Unintended pregnancy doesn’t just take a physical and financial toll on a woman; according to a new study published on Wednesday, it also has emotional consequences.
Researchers at the University of North Carolina spoke with 680 women — 433 who had an intended pregnancy, 207 who said their pregnancy was mistimed, and 40 with an unwanted pregnancy — to gauge the impact of an unintended pregnancy on a woman’s mental health. They found that a women who didn’t mean to get pregnant were much more likely to suffer from postpartum depression, and more likely to risk long-term mental health issues:
Results show that postpartum depression was more likely in women with unintended pregnancies at both three months (11% vs. 5%) and twelve months (12% vs. 3%). The increased risk was highest at 12 months and indicates that this group of women have a long term risk of depression. When age, education level and poverty status were factored into the results, women with unintended pregnancy were still twice as likely to have postpartum depression at twelve months.

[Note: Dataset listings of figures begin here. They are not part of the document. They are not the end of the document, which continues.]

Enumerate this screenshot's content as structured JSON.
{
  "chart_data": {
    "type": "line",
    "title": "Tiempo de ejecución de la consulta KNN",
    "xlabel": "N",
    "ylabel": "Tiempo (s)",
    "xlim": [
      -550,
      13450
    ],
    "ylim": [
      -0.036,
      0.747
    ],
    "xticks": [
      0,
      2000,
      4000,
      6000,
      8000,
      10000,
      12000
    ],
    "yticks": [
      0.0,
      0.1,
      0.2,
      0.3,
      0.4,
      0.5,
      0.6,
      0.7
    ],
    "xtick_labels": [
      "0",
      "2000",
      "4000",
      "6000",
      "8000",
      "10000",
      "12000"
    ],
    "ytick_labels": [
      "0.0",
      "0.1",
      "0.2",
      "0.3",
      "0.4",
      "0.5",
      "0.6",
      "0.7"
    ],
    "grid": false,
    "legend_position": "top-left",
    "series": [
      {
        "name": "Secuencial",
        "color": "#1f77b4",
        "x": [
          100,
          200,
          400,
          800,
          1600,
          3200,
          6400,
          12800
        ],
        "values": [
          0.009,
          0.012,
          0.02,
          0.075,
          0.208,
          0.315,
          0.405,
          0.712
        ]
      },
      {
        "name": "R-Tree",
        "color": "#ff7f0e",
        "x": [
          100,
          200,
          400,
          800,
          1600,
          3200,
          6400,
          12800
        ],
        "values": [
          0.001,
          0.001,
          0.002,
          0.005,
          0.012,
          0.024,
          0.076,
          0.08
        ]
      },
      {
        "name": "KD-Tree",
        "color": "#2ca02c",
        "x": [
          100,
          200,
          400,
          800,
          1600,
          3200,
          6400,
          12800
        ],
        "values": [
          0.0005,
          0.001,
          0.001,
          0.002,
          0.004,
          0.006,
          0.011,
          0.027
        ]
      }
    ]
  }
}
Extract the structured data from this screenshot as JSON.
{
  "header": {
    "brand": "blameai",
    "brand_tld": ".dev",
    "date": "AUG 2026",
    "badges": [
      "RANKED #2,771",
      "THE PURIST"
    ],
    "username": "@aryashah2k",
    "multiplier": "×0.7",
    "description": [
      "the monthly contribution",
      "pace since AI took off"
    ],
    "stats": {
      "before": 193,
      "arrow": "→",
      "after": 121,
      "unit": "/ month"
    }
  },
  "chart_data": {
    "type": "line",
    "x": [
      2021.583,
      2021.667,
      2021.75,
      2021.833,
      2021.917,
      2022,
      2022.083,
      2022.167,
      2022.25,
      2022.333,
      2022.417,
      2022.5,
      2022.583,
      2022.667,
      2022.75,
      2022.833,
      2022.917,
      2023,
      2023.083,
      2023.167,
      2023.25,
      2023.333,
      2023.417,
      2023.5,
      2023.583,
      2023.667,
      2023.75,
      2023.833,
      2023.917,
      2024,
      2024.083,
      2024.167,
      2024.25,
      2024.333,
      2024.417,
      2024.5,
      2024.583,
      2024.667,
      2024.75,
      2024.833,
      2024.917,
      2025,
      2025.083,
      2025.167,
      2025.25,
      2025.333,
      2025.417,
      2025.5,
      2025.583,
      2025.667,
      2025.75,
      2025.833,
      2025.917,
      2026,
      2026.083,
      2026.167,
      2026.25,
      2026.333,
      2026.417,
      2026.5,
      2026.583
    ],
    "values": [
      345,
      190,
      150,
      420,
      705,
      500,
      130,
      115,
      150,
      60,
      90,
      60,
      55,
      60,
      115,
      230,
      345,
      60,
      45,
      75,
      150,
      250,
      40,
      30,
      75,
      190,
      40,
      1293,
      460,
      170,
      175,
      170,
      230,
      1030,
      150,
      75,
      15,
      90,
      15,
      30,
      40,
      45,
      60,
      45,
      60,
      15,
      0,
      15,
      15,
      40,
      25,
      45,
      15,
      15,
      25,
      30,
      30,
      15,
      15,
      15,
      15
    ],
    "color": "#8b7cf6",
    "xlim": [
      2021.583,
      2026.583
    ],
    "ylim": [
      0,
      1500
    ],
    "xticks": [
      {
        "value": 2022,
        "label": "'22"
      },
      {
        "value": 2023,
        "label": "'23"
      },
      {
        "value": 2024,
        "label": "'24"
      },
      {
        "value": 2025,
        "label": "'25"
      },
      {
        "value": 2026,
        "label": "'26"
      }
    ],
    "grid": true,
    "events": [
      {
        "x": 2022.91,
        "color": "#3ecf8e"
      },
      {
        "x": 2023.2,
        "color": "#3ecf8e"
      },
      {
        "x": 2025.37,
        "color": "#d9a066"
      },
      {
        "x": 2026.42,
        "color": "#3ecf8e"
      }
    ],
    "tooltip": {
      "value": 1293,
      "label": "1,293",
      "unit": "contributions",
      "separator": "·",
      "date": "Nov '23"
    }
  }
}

The research offers yet another reason why it’s important for women to have readily available access to contraception. Access to birth control would lower rates of unintended pregnancy — and therefore both abortion and, as this study indicates, maternal depression.
Rates of unintended or mistimed pregnancy are particularly high among low-income women, who struggle to find access to affordable contraception. Unfortunately, there is little being done to increase access to family planning that would ultimately be beneficial to preventing such pregnancies. Instead, states are continually pushing to make it more difficult for all women, and particularly low-income women, to access this type of reproductive care.